Выбрать главу

Называть же словом “бесстыдство” унижение Антокольского — все равно что мазать дегтем ворота изнасилованной девчонки: почему-де не предпочла смерть бесчестью. Хотя есть, есть героические личности, которые именно смерть предпочтут. Что ж — большинство писателей оказалось не из их числа.

Но тут возникает вот какой вопрос — о праве на суд.

В 1972 году, когда Варлам Шаламов опубликовал в “Литгазете” свое покаянное письмо (или подписал текст, написанный закосневшей гэбистской рукой), помню, я ужасно огорчилась. И в компании коллег, попивавших кофе в литгазетовском буфете, сказала что-то, Шаламова осуждающее. Мол, как мог человек, пройдя через долгий кошмар лагеря, сломаться в ту пору, когда ничего серьезного ему уже не грозило, написать, что проблематика колымских рассказов снята жизнью. И как это ужасно выглядит на фоне поведения Солженицына. И тут Лев Малкин, один из самых ярких авторов тогдашнего отдела науки, произнес: “Девочка, что ты знаешь о лагерях?” Сам-то он о лагерях немало знал: был взят в 1949-м студентом мехмата МГУ и по делу, не совсем уж вымышленному: был какой-то студенческий кружок, рассуждали о государственном устройстве, додумались до того, что в стране диктатура, кто-то стукнул — как же тут в заговоре против Сталина не обвинить? И вот этот человек, убежденный противник режима (ничуть не скрывал), нам, щенкам, объясняет, что у нас нет права осуждать Шаламова. А Солженицын — дело другое, он это право выстрадал.

Я этот урок тогда слишком буквально усвоила. Хорошо, Шаламова не мне судить (не сидела), но подписавшим письмо против Синявского — как это не припомнить? А сейчас мне стыдно вспомнить, как в Малеевке уклонилась от приглашения Сергея Михайловича Бонди зайти к нему на чай. Стыдно и за то, что, когда мой учитель Владимир Турбин, лекции которого я с восторгом слушала на первом курсе университета, принес в начале семидесятых в “Литгазету” статью о Лермонтове (я тогда заведовала историко-литературным отделом) — я ее под благовидным предлогом не напечатала... Как же, он ведь оскоромился, подписал подлое письмо “профессоров и преподавателей МГУ”, осуждающих “беспринципную деятельность Андрея Синявского”.

Лет через десять я дозрела до того, что Турбина стоит печатать.
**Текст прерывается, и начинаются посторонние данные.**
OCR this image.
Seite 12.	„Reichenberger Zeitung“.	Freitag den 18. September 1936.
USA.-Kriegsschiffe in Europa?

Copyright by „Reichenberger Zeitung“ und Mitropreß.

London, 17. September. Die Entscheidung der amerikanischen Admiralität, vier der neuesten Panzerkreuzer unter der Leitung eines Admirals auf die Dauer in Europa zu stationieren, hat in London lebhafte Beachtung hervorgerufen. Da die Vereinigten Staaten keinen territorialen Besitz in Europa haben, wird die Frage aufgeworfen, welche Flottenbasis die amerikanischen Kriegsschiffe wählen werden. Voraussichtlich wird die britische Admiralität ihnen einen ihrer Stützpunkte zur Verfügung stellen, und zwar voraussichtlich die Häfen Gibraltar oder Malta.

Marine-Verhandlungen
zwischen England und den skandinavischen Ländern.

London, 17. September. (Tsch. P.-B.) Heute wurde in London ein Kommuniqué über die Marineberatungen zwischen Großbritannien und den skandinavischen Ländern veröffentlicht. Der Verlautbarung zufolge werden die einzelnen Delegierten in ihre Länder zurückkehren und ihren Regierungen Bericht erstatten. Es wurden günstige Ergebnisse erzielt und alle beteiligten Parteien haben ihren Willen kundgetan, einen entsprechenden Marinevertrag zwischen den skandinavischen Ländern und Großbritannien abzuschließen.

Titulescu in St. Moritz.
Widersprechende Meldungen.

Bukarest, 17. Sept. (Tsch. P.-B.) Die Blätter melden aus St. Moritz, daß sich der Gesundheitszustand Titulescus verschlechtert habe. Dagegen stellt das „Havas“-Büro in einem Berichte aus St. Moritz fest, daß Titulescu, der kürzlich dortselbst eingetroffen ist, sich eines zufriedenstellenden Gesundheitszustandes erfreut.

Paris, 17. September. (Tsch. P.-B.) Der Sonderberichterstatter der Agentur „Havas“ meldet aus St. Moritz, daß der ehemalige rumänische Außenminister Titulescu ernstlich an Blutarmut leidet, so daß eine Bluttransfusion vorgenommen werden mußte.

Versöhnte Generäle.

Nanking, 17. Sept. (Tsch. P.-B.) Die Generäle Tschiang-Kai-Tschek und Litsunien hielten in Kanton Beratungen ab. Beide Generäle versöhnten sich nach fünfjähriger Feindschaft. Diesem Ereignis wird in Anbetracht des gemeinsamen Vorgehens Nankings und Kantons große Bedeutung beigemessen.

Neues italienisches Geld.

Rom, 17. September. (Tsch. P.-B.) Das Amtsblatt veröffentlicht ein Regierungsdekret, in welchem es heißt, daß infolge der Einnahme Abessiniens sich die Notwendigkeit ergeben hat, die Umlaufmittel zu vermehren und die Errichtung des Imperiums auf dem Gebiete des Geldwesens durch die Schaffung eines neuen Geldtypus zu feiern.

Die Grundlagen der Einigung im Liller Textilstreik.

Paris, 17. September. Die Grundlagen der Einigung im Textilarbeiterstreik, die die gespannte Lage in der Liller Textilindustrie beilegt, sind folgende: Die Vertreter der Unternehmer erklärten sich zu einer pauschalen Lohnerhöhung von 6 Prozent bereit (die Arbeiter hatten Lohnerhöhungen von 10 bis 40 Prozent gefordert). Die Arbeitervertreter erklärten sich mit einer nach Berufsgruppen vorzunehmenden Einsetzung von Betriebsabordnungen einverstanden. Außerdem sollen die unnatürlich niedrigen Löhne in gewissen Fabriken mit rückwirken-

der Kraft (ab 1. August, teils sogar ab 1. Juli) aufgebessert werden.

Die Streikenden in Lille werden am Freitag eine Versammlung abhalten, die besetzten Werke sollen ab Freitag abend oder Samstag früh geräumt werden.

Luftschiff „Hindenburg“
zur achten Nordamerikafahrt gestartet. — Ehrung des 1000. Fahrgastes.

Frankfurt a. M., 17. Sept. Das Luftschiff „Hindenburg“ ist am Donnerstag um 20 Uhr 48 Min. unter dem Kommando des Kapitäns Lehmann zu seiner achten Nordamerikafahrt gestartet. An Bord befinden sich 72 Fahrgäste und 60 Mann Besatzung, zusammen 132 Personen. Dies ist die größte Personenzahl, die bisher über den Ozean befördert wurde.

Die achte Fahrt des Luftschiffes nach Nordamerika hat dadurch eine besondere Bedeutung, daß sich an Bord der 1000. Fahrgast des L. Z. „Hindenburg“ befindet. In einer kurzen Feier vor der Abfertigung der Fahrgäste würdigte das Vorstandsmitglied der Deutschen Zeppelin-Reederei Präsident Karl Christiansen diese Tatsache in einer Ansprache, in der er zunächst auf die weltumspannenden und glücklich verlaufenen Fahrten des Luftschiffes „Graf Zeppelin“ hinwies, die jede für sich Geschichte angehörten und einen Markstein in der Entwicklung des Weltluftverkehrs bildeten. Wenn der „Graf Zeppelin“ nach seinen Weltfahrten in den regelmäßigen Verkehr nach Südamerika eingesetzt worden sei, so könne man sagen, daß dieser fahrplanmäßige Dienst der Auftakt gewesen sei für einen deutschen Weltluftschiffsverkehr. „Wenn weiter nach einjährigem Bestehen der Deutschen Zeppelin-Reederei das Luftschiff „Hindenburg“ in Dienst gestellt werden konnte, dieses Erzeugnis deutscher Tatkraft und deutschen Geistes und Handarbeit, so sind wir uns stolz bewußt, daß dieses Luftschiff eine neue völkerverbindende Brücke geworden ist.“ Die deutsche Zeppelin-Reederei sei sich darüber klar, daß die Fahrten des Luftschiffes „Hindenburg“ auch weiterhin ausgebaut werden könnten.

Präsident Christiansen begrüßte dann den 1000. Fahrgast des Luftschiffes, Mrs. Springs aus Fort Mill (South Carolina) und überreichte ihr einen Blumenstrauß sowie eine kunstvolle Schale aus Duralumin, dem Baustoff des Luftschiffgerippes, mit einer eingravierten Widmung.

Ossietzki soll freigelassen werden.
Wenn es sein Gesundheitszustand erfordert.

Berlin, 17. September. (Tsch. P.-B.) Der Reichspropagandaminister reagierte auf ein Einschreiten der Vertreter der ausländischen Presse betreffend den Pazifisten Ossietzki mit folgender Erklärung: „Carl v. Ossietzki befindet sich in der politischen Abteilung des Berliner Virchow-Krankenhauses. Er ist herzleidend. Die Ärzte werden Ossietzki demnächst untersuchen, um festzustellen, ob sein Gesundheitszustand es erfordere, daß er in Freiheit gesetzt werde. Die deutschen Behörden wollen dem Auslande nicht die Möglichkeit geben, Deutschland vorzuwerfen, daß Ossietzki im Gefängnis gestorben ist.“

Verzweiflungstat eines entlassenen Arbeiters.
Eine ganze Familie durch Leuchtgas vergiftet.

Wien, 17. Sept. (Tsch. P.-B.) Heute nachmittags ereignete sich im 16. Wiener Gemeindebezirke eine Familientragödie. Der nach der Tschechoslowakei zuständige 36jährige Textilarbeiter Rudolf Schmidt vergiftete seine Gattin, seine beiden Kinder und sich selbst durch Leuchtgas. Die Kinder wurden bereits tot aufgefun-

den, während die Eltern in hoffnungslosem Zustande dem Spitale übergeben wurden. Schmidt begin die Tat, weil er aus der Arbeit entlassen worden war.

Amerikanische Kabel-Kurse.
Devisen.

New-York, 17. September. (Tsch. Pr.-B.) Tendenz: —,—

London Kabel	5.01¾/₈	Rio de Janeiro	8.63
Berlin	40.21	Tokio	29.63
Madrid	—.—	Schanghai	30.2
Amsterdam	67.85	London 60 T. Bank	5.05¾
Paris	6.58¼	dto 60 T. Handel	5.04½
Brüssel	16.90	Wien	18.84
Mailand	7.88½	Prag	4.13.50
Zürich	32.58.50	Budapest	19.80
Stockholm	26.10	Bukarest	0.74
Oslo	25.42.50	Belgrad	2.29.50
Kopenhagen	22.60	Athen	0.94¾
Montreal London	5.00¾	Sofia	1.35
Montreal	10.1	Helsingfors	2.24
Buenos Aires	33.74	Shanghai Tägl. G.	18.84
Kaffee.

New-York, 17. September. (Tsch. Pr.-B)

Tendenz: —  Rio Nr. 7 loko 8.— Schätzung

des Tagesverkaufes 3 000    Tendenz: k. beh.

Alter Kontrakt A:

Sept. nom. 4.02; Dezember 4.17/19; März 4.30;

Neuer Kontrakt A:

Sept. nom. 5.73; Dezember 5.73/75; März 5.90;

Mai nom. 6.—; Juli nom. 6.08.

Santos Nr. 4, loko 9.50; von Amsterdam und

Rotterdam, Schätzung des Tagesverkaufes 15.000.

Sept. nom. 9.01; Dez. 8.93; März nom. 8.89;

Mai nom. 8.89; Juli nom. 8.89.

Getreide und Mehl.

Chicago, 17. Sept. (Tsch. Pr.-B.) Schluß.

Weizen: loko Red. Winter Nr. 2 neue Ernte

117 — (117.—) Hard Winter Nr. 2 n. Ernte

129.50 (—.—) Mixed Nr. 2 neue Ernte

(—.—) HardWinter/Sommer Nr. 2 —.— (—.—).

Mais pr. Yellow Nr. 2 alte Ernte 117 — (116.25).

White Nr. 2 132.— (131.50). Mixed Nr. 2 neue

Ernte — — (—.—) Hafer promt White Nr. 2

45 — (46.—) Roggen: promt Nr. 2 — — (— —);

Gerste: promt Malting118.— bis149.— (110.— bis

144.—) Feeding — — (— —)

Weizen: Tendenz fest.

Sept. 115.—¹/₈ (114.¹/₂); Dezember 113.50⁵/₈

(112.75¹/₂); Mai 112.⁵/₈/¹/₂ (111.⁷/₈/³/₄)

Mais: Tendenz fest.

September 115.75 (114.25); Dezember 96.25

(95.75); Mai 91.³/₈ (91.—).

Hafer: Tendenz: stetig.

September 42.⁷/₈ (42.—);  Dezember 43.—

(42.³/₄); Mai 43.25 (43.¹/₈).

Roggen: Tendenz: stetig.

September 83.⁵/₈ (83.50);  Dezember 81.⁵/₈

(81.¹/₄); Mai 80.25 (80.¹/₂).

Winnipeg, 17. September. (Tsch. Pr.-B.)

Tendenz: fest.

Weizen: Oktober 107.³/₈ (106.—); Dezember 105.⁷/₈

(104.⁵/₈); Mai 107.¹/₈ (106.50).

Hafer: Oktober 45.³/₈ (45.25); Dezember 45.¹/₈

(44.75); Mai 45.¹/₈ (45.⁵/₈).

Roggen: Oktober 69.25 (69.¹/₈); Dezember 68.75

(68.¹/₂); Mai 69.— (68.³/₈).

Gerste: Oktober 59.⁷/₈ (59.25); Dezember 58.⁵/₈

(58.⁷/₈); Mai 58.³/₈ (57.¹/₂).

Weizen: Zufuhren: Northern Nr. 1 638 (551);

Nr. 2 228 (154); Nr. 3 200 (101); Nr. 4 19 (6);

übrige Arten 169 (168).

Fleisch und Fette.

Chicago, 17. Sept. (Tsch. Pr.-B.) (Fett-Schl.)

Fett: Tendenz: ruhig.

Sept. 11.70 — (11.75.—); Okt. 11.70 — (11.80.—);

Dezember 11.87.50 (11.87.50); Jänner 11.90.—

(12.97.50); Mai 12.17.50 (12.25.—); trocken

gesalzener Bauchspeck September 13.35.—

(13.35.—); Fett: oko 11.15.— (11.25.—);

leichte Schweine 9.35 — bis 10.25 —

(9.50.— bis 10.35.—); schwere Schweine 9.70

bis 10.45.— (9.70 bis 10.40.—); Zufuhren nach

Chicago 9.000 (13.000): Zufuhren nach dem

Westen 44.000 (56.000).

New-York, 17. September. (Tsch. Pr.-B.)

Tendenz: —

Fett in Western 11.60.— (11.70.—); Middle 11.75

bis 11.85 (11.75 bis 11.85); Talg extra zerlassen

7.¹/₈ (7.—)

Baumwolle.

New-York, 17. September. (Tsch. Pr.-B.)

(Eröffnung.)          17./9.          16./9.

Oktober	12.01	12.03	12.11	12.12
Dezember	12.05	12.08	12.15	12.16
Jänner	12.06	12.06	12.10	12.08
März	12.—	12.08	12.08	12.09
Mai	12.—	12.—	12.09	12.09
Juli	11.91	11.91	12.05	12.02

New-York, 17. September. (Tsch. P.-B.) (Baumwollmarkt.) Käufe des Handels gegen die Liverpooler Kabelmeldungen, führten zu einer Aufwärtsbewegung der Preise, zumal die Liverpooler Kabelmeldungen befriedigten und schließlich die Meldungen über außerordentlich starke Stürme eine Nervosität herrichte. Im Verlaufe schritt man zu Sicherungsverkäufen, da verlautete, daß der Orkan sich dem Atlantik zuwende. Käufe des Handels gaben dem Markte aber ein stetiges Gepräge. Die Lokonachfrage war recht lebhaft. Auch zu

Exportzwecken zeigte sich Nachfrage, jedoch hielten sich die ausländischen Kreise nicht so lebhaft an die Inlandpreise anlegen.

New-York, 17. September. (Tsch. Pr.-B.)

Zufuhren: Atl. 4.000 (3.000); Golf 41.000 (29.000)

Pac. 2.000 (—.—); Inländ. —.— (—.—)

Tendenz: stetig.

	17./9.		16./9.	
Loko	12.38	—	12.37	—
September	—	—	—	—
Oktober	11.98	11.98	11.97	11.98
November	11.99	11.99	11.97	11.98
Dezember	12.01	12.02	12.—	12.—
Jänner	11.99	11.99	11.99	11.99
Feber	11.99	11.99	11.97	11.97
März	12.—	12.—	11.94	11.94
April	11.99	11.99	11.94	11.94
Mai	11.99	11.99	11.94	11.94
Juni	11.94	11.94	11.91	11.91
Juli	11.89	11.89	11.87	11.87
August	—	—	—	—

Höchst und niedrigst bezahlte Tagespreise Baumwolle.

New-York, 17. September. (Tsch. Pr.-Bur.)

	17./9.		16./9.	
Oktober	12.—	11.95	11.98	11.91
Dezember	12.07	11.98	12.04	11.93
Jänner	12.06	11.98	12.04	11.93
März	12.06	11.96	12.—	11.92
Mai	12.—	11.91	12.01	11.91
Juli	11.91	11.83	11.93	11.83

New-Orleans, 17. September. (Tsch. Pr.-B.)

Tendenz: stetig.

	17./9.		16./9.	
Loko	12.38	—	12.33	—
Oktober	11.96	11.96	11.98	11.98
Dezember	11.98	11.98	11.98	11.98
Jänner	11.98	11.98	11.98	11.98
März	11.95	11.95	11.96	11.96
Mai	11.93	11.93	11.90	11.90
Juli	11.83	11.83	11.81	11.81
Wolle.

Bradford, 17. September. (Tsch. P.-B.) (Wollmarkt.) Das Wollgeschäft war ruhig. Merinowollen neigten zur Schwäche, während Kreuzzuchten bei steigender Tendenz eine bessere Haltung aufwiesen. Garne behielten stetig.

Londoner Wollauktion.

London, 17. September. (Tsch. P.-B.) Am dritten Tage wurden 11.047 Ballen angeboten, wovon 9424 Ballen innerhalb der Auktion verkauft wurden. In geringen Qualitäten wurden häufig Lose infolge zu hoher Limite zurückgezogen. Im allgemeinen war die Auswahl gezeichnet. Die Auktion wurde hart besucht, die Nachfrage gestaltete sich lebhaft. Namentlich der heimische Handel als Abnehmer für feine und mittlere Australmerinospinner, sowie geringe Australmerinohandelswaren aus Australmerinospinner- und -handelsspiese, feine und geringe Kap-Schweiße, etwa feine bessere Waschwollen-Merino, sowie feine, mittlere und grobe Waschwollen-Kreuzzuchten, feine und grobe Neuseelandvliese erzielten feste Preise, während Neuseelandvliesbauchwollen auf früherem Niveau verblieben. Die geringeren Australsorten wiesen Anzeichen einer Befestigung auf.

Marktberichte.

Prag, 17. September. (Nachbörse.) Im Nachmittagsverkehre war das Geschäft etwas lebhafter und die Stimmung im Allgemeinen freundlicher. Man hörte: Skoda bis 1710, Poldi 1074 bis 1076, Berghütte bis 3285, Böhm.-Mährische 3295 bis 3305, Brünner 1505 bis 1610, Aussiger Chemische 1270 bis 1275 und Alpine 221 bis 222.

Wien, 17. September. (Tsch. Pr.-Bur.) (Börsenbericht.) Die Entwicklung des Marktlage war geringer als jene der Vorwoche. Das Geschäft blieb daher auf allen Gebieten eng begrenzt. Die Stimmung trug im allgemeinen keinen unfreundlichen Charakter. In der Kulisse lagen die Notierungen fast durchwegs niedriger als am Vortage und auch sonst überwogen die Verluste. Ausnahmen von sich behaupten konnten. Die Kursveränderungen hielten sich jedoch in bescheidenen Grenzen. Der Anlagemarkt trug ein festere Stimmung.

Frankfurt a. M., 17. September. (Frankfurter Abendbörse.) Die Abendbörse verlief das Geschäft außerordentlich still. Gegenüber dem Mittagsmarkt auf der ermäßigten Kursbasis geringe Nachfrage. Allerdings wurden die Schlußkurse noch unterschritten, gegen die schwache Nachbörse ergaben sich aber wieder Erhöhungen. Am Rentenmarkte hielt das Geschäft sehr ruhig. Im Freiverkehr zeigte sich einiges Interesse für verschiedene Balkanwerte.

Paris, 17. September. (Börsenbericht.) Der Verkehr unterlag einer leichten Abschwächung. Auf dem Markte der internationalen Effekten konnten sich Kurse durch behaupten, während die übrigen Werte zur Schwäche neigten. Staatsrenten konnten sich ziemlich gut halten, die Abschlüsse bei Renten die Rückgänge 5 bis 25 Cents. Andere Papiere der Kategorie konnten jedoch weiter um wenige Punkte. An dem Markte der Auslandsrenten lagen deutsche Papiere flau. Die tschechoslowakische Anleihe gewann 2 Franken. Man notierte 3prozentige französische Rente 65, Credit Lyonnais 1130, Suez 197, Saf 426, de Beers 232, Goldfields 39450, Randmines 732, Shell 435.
И вот, ожидая подписную полосу в моем кабинете (а все тогда делалось неторопливо), он вдруг зачем-то стал вспоминать о литгазетовской публикации 1964 года — статье Михаила Лобанова “О веселых эскападах на критической арене”. Я помнила эту статью по поводу молодогвардейской рубрики Турбина, воспринимавшейся тогда в студенческой филологической среде как глоток свежего воздуха. Турбин писал о Бахтине, о Проппе, о русском авангарде и о современной культуре живо, ярко, парадоксально, — а тут Лобанов стремится подрезать ему крылья. Но о чем не знала — так это о том, что после статьи Лобанова Турбина прорабатывали на собраныии и чуть не выгнали с факультета. И когда он это рассказывал, я вдруг поняла, что это он передо мной, своей бывшей студенткой, так оправдывается за малодушную подпись. Похудевший, постаревший, с нездоровым цветом лица, как-то согнувшийся, он мало походил на победительного кумира студентов. Дорого же он заплатил за минуты слабости. И уж, конечно, вынося нравственный вердикт Турбину, стоит принять во внимание и все, сделанное им для Бахтина, и итог преподавательской деятельности, и итог научной — не перевесят ли они злополучную подпись? Для Рассадина — нет. Турбин заклеймен навеки. Никакое покаяние не поможет (да еще за запоздалое публичное покаяние и упрекнуть можно — оно, мол, даже ужаснее былого проступка).

Неколебимая уверенность в собственном моральном превосходстве порой травестийно оборачивается против автора, что он не всегда слышит.

Как известно, Борис Слуцкий выступил на том печальном писательском собрании, которое осуждало Пастернака, и выступил отвратительно. Выступление это ему помнили очень долго. Да он и сам тяжело переживал свое падение (что нашло отражение и в стихах), и многие связывали депрессию последних лет и душевную болезнь Слуцкого с терзаниями из-за злополучного выступления.